Pasalnya, dalam OTT tersebut, penyidik lembaga antirasuah telah mengamankan enam orang termasuk Kepala Lapas Wahid Husen.

“Jari 98 sangat mendukung upaya KPK perang melawan koruptor khususnya unsur penyelenggara negara. Tapi KPK harus tetap profesional dalam menanganinya,” kata Sekjen Jari 98 Ferry Supriyadi, hari ini.

Lebih lanjut, Ferry berpesan agar KPK bisa melakukan langkah besar lainnya selain melakukan OTT di Lapas Sukamiskin, yakni memonitor perilaku-perilaku oknum Jaksa dan hakim yang diduga melakukan jual beli perkara maupun suap menyuap di PN Jakarta Barat.
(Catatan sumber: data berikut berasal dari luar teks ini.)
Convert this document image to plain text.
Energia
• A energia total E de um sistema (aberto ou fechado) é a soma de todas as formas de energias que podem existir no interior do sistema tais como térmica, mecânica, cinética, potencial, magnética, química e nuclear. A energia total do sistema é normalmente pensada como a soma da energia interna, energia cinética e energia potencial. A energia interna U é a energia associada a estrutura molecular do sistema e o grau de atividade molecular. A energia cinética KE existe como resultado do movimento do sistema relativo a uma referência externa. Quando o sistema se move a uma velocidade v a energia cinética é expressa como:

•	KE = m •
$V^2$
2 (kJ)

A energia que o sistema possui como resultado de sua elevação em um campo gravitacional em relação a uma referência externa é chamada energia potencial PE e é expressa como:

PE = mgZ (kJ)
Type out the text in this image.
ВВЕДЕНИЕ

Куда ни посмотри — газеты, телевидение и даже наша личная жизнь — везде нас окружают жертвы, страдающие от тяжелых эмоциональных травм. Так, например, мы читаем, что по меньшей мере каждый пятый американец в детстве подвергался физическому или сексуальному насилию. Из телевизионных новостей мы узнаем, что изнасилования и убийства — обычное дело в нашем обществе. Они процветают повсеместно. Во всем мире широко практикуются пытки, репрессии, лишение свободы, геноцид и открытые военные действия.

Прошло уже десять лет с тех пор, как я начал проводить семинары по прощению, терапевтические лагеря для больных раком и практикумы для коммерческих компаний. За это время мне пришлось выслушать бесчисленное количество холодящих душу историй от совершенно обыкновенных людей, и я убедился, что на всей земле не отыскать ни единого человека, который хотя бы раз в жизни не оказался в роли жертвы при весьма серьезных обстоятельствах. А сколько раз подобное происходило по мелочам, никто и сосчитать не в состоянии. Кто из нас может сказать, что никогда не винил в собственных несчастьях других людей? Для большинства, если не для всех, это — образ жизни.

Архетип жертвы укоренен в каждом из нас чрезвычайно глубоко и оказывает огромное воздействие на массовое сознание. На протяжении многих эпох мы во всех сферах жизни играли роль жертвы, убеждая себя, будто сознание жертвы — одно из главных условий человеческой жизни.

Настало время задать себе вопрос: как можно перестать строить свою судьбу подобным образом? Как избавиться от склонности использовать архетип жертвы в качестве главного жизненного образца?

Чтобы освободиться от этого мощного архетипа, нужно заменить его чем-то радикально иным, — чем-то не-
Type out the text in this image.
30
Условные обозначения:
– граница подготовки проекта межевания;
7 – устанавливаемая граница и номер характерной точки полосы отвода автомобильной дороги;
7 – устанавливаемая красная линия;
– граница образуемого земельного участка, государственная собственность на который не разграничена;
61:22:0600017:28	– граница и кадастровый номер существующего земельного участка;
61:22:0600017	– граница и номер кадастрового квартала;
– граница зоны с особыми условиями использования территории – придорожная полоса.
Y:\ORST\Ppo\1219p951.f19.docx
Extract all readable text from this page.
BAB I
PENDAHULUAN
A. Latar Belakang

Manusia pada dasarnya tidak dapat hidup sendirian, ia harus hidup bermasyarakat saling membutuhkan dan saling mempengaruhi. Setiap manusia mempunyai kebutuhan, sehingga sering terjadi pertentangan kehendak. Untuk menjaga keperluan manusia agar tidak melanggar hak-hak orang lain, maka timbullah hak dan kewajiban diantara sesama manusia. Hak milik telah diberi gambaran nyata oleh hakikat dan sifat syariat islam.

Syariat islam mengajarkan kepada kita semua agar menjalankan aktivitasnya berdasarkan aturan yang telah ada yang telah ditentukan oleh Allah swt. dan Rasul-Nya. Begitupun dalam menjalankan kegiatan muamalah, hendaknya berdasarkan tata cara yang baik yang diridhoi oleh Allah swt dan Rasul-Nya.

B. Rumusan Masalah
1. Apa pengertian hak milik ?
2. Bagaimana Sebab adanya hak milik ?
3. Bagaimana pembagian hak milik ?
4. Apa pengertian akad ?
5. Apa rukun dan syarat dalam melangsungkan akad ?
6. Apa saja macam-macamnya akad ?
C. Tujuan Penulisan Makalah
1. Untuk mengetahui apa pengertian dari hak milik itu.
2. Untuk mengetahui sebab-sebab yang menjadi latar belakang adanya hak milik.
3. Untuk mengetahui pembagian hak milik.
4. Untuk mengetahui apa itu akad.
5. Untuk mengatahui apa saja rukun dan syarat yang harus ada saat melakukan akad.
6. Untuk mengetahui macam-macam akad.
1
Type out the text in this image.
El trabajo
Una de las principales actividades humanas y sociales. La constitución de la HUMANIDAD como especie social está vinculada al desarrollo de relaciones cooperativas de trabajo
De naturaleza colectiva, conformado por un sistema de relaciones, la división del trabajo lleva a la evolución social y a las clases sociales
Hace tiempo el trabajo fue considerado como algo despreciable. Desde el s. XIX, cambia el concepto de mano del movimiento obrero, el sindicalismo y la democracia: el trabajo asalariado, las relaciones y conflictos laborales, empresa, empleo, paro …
“OTT KPK yang pernah dilakukan ke anak buah HM. Prasetyo masih belum membuat para oknum Jaksa dan hakim belum jera. Nyatanya efek jera tidak pernah muncul, masih saja merajalela,” tuturnya.

“KPK harusnya lebih menggeliat, agresif untuk melakukan OTT dengan mengawasi PN Jakbar. Jangan berhenti di Lapas Sukamiskin saja,” jelasnya.

Lebih jauh, Ferry mengakui maraknya OTT oleh KPK menunjukkan negara ini berada dalam situasi darurat korupsi. Perilaku korupsi oleh para pejabat dan elit sudah sampai pada tahap akut, sehingga hampir tak ada cara untuk menghentikannya.

“Tak ada rasa ketakutan dan rasa malu sekali bagi para pejabat dan unsur penyelengga negara dalam mencuri uang rakyat,” kata dia lagi.

Melihat fenomena OTT Lapas Sukamiskin tersebut, pihaknya pun mengusulkan agar pos Kepala Lapas Wahid Husen yang kini ikut diamankan dalam OTT KPK itu agar diisi figur Kalapas yang memiliki integritas, pro pemberantasan korupsi anti suap, jujur, humanis dan mempunyai semangat nawacita Jokowi.

“Beliau ini dikenal loyal menjaga soliditas, figur pro pemberantasan korupsi, anti suap. Kalapas Pontianak Farhan Hidayat ini adalah sosok yang sangat pas mengisi pos Kalapas Sukamiskin,” pungkasnya.